I also got an update on the important subject of Web Services security. Web services are critical to the integration of applications within and between the enterprises of the world, and although adoption of web services is proceeding rapidly, one of the inhibitors has been the lack of adequate security. A new set of protocols called WS-Security are being developed by IBM, Microsoft, and Verisign. The goal is to provide end-to-end security so that any client or server on the Internet can exchange secure messages between any other client or server, regardless of what technology platform they may be using. The goal is admirable but the protocols required to implement it are complex and require a lot of processing — hence there is a performance issue. Nakamura-san described some very interesting and innovative work to solve the problem.

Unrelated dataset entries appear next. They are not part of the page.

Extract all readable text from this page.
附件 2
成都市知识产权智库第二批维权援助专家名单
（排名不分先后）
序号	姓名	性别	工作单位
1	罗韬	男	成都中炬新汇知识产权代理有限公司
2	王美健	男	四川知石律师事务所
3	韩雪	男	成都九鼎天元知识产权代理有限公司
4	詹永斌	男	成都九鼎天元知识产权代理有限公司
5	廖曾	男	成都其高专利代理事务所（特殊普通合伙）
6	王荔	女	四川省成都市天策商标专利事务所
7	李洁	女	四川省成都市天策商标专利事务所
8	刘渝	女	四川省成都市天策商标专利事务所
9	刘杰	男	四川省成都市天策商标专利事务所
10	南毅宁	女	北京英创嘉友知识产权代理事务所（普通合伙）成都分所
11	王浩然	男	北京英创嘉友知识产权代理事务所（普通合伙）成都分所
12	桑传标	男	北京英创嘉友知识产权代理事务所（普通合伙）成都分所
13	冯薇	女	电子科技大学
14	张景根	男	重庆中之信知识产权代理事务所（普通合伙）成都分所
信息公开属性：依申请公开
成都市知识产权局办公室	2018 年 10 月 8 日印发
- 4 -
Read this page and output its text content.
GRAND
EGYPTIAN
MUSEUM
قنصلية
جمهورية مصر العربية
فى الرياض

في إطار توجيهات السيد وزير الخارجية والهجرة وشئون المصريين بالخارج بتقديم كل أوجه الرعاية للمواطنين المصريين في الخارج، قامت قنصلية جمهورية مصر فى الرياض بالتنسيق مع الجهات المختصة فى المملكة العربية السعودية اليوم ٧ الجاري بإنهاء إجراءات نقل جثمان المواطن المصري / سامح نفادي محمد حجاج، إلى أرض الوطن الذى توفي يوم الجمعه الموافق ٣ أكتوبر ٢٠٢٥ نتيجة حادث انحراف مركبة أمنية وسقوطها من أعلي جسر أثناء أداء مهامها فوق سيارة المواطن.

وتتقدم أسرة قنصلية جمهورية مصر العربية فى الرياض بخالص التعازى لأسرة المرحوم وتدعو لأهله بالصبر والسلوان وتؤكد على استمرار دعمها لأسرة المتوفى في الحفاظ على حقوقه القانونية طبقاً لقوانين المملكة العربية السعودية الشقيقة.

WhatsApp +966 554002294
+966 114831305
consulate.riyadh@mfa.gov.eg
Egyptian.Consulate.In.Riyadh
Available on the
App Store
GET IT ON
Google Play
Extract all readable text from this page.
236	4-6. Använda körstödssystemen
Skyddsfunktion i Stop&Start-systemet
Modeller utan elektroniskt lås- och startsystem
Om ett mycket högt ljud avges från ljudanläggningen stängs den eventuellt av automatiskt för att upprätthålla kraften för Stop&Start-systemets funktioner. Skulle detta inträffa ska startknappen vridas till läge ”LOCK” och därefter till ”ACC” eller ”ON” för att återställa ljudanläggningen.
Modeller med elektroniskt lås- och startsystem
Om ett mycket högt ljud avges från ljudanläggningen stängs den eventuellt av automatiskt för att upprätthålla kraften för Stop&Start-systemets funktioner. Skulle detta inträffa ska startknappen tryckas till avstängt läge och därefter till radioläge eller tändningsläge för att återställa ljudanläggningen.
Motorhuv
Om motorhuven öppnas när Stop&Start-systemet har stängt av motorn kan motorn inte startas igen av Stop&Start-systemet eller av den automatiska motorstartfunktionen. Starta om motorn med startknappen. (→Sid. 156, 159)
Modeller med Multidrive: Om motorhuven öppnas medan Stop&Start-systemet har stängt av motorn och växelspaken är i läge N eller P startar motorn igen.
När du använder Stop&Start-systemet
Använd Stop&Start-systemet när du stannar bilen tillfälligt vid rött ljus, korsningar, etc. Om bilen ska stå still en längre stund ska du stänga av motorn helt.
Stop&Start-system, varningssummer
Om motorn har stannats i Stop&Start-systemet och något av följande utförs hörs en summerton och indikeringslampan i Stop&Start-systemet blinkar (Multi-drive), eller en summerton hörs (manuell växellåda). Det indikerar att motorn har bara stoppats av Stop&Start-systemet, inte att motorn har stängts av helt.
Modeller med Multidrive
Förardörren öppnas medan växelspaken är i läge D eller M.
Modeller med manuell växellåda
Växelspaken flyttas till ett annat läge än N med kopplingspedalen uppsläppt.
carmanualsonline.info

The next subject that I was privileged to learn about was the Hard Disk Drive Active Protection Sysem. The inventor, Shimotohno-san, showed me his ingenius work and background for how it works. Basically, it is like an airbag for your ThinkPad. An integrated motion sensor continuously monitors movement of the ThinkPad. Like an airbag’s sensor, it can detect sudden changes in motion and temporarily retract the read/write heads so that they can not damage the disk. The heads “fly” very close over the surface of the hard disk. The distance is equivalent to a Boeing 747 flying one inch above the ground. Think of the precision that would require. The business concept behind the APS is to protect valuable data from some crashes — up to four times greater impact protection than systems without APS, thereby decreasing user down-time and support cost. You can find out more about the APS here.
Katsuno-san showed me the work he is doing on Autonomic network configuration. The problem is pervasive and shared by most of us. Your browser and email at times won’t work and you don’t know why. The problem could be any combination of the operating system, the PC, router, wireless access point, LAN wiring, settings, ISP, DNS, etc. Katsuno-san is doing research on how to make all these components be automatically detected and set properly. No small task. The early phases of the project are already implemented in IBM Access Connections.
It was an exhiliarating afternoon. Next was a taxi trip to Yokohama to meet up with the IRU.